Fill-in the Blank Analogy: __________ is like a balloon because __________.

For example, Teaching young children is like a balloon because it is always fun! This analogy activity can be used several ways:

  • orally as part of introductions
  • by giving participants a balloon-shaped piece of paper to record their idea
  • by posting on chart paper

 

Balloon Thumb Ball

This activity is a variation on thumb ball—just use a balloon.  Create a set of questions.  The questions could be “getting to know you” questions used for getting acquainted or team building, or content questions used as a revisiter/review strategy.  Write the question numbers on a balloon.  Participants stand in a circle and toss the balloon to another participant.  The receiving participant answers the question corresponding to the number closest to her right thumb.

 

Balloon Celebrations

Provide participants with colorful paper cut in the shape of a balloon.  Participants write celebrations on the balloon to be posted in a large balloon bouquet on the meeting room wall.
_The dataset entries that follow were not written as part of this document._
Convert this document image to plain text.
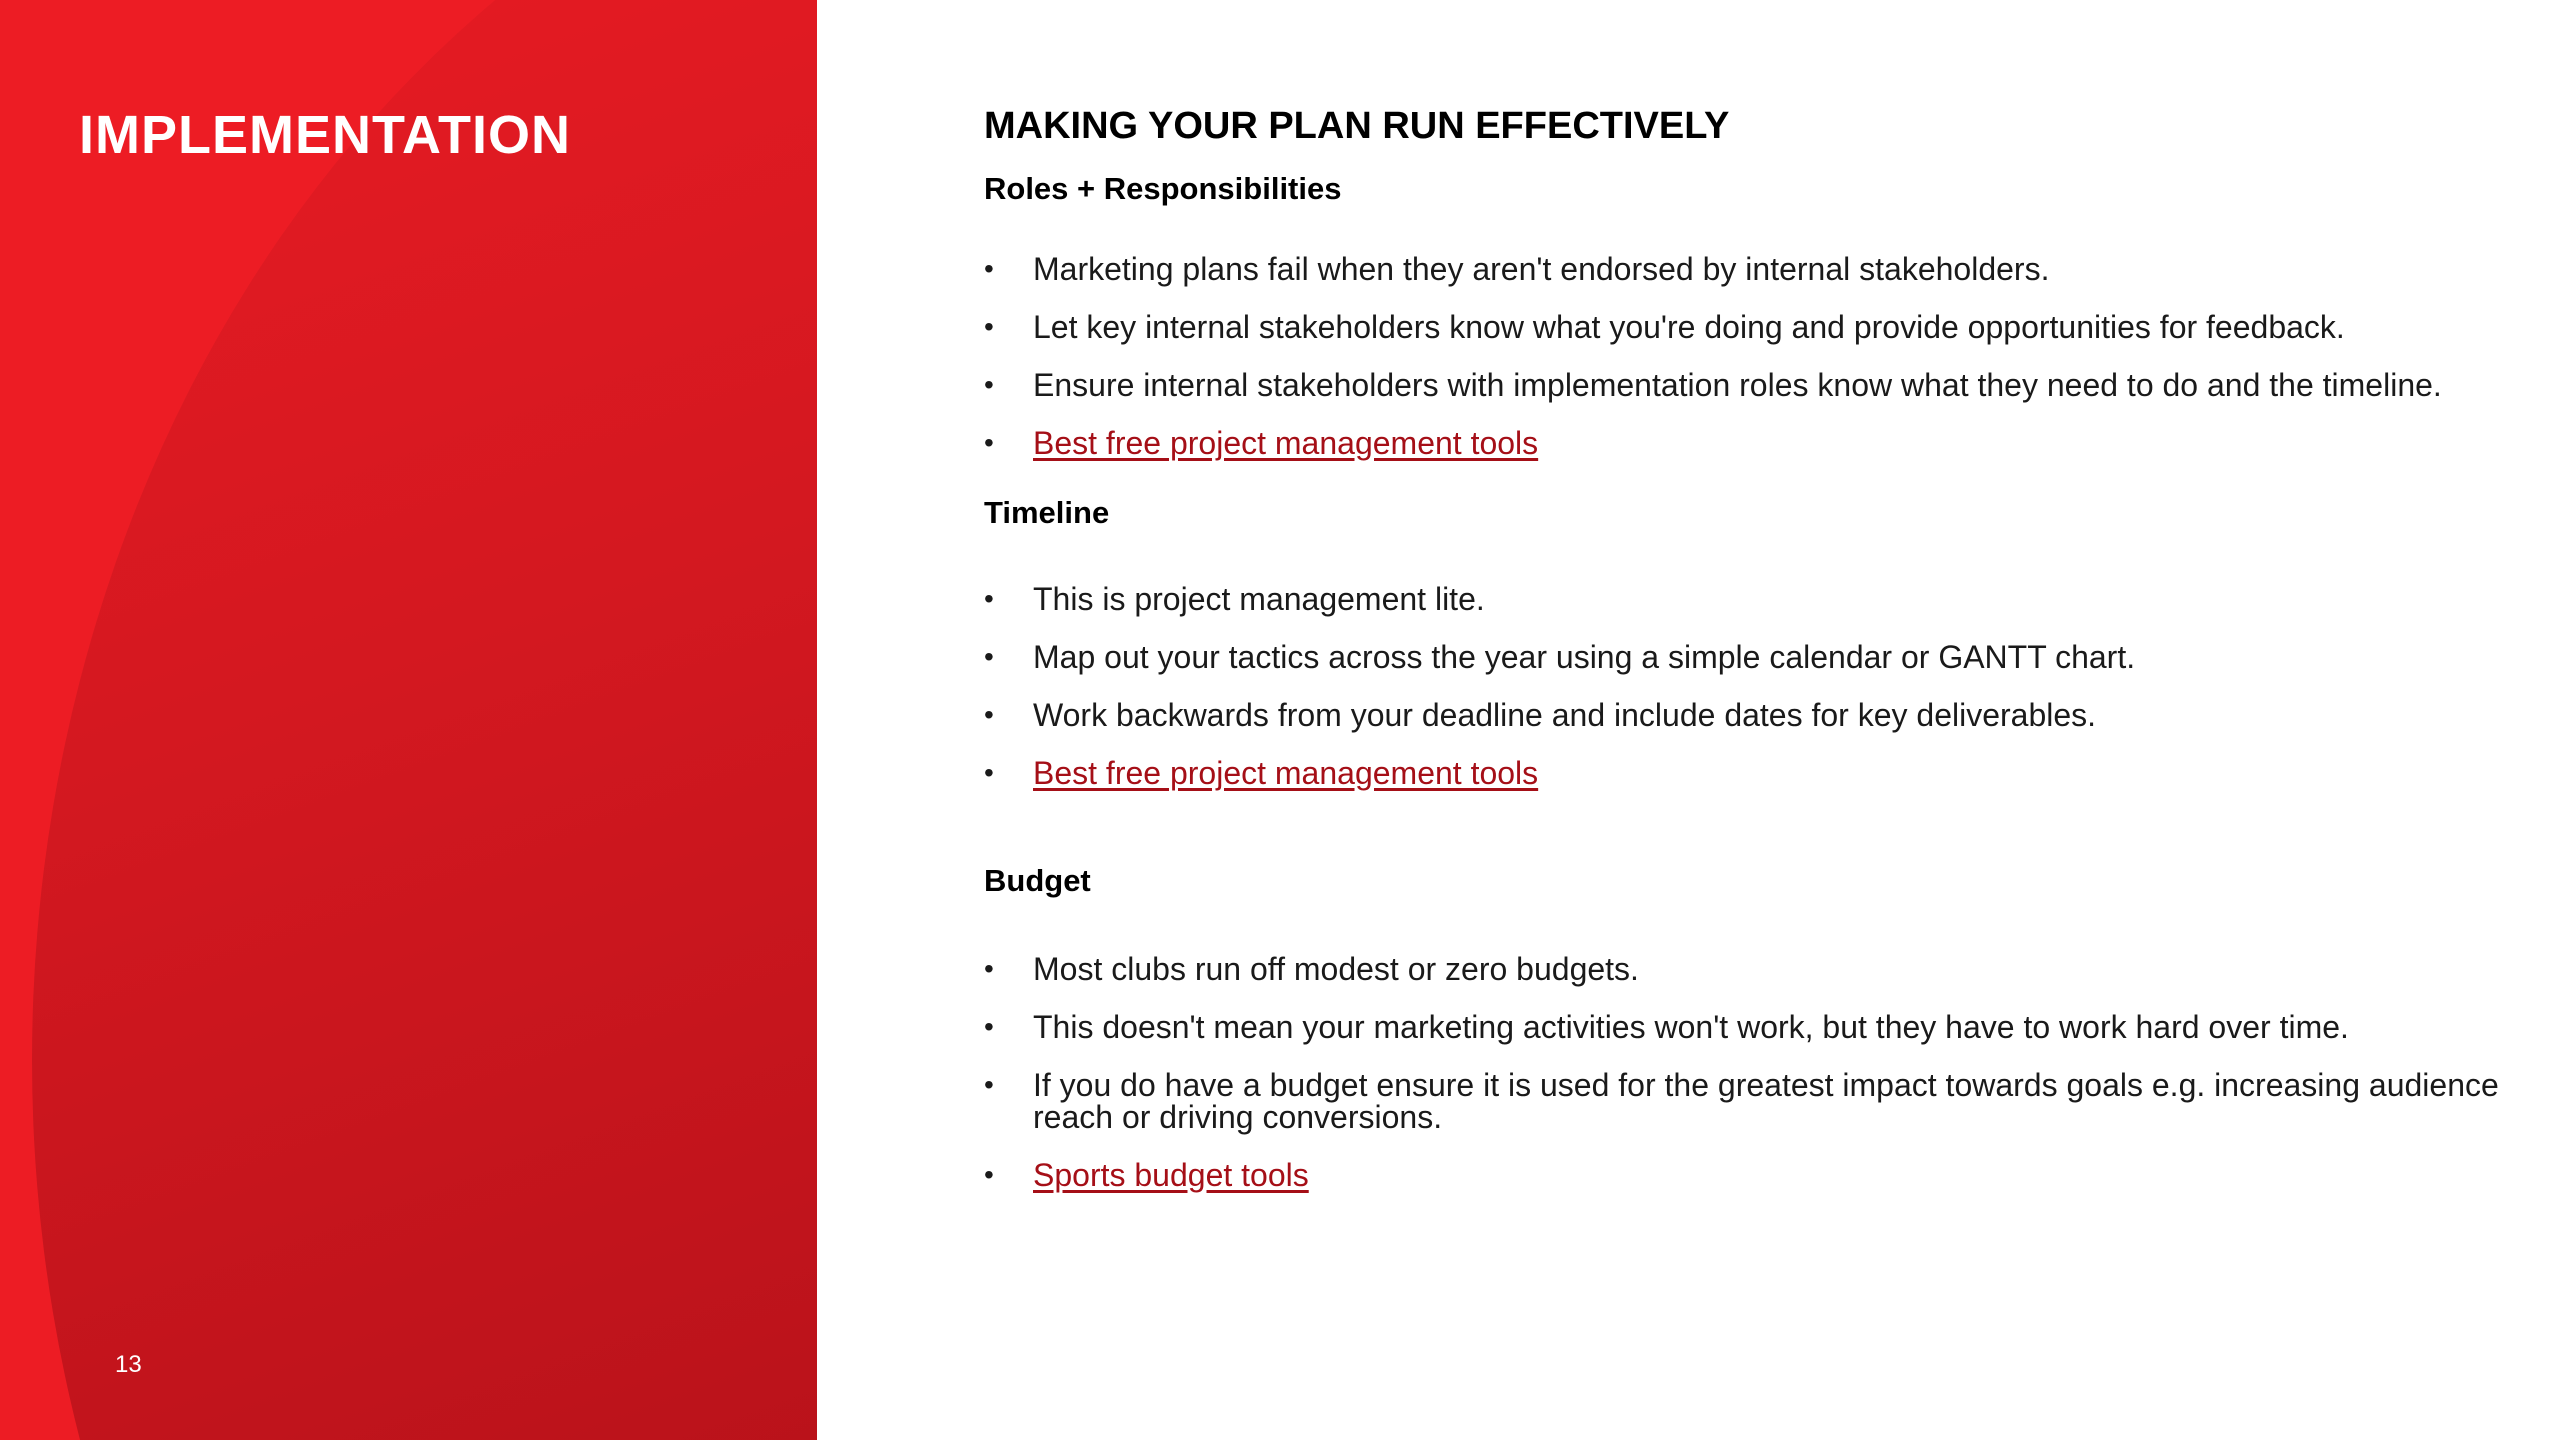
IMPLEMENTATION
13
MAKING YOUR PLAN RUN EFFECTIVELY
Roles + Responsibilities
• Marketing plans fail when they aren't endorsed by internal stakeholders.
• Let key internal stakeholders know what you're doing and provide opportunities for feedback.
• Ensure internal stakeholders with implementation roles know what they need to do and the timeline.
• Best free project management tools
Timeline
• This is project management lite.
• Map out your tactics across the year using a simple calendar or GANTT chart.
• Work backwards from your deadline and include dates for key deliverables.
• Best free project management tools
Budget
• Most clubs run off modest or zero budgets.
• This doesn't mean your marketing activities won't work, but they have to work hard over time.
• If you do have a budget ensure it is used for the greatest impact towards goals e.g. increasing audience reach or driving conversions.
• Sports budget tools
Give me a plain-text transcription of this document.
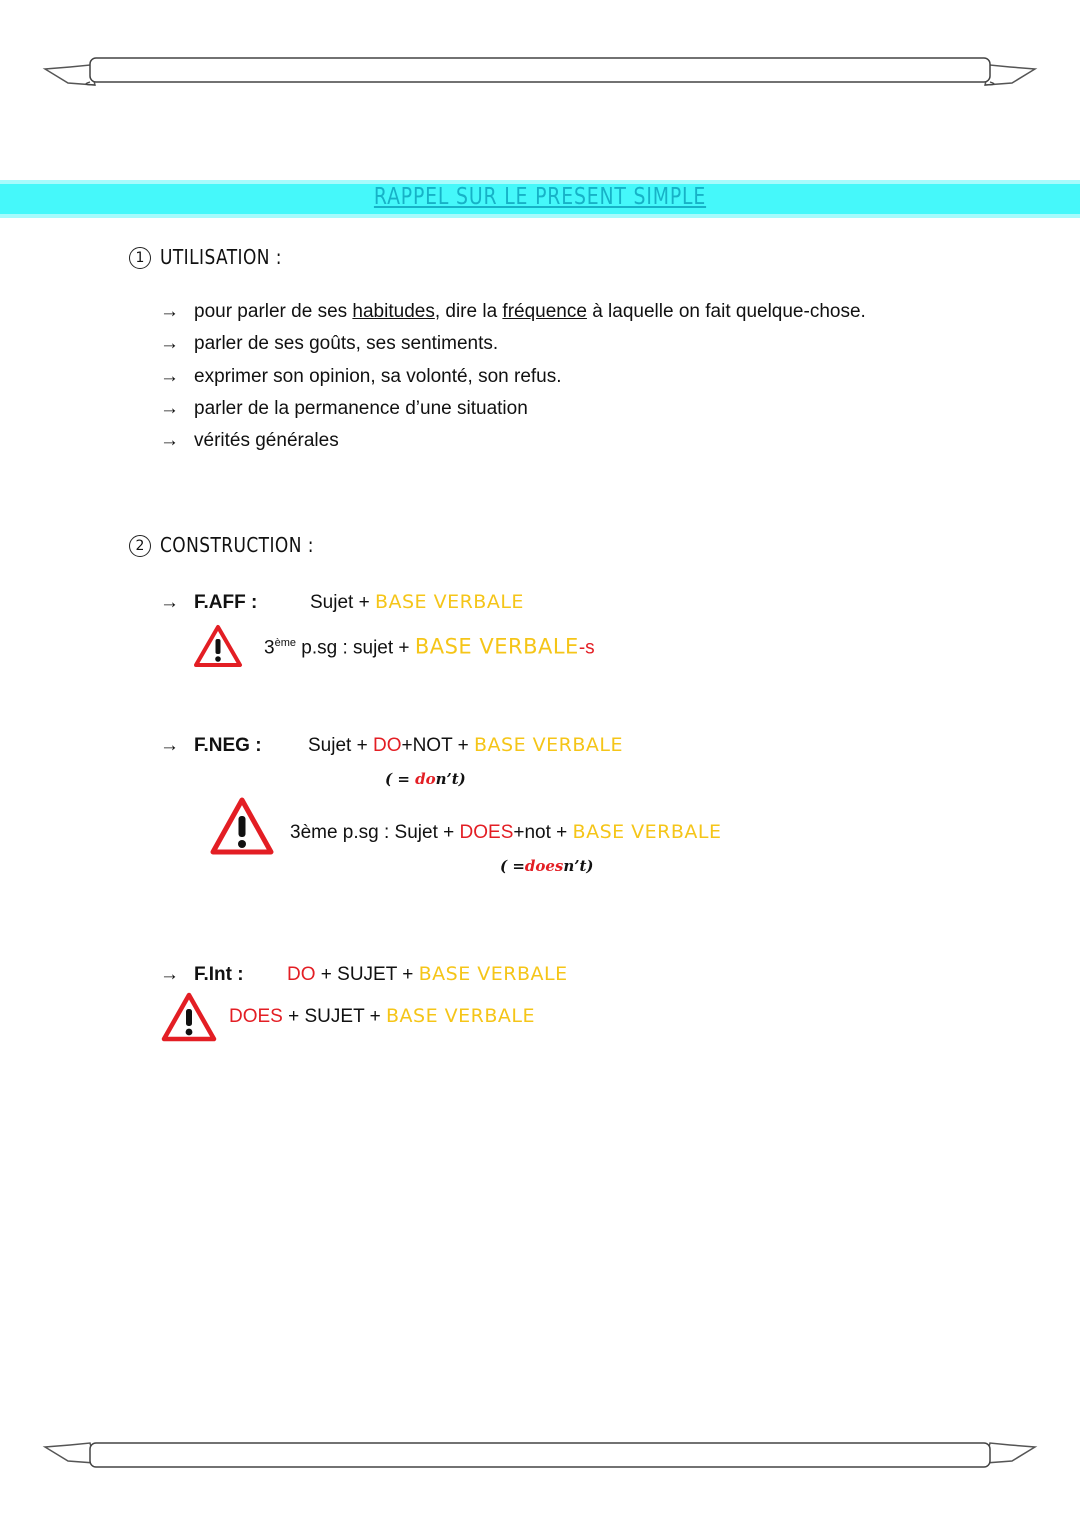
RAPPEL SUR LE PRESENT SIMPLE
1 UTILISATION :
→ pour parler de ses habitudes, dire la fréquence à laquelle on fait quelque-chose.
→ parler de ses goûts, ses sentiments.
→ exprimer son opinion, sa volonté, son refus.
→ parler de la permanence d’une situation
→ vérités générales
2 CONSTRUCTION :
→ F.AFF :	Sujet + BASE VERBALE
3ème p.sg : sujet + BASE VERBALE-s
→ F.NEG : Sujet + DO+NOT + BASE VERBALE
( = don’t)
3ème p.sg : Sujet + DOES+not + BASE VERBALE
( =doesn’t)
→ F.Int : DO + SUJET + BASE VERBALE
DOES + SUJET + BASE VERBALE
  • Photocopy free clipart of a balloon. Stack several pieces of paper to cut out multiple copies at the same time.
  • Laminate and use water-based markers if you plan to repeat this activity.

 

Balloon Juggling and Sorting

Give each participant a balloon. Ask the group to keep all the balloons in the air.  Increase difficulty by adding more balloons or placing restrictions such as using only one hand or not moving your feet.  You may also ask participants to sort the balloons by color.  Applications:

  • as an opener to keep introductions fun, active, and concise.
  • as an active strategy to sort people into groups using the colors of the balloons
  • to make the point that we all have “things we are trying to keep in the air” and that it is easier when we work together.

 5.  Out with a Bang!

There are many activities that involve popping balloons.  Consider whether the loud noise resulting from balloon popping may be aversive to any of your participants.

Start with a Bang!

Write the goals of the workshop on separate strips of paper.  Roll up the strips to put inside balloons prior to inflating.  Ask participants to pop a balloon and read the workshop goal.

Bad Idea Popping

This activity can be used when there are bad ideas, myths, misperceptions or other notions that should be dispelled.  Write the idea to be dispelled on a balloon or on a small piece of paper rolled inside the balloon.  Have participants pop the balloon when sharing.   Discuss the corresponding “good” idea.

 

Considerations

  • Use a Sharpie to write on a balloon. Avoid the very fine tip type in order not to pop the balloon.

 

  • Helium balloons float to the ceiling so consider the ceiling height of your training site when using helium balloons in case balloons escape.

 

  • Some participants may not be able to blow up a balloon so have some ready to go in advance. Also, be aware of individuals who may have a latex allergy.

 

  • Use swimming pool noodles cut in half to bat balloons rather than toss them. This increases the fun and activity level.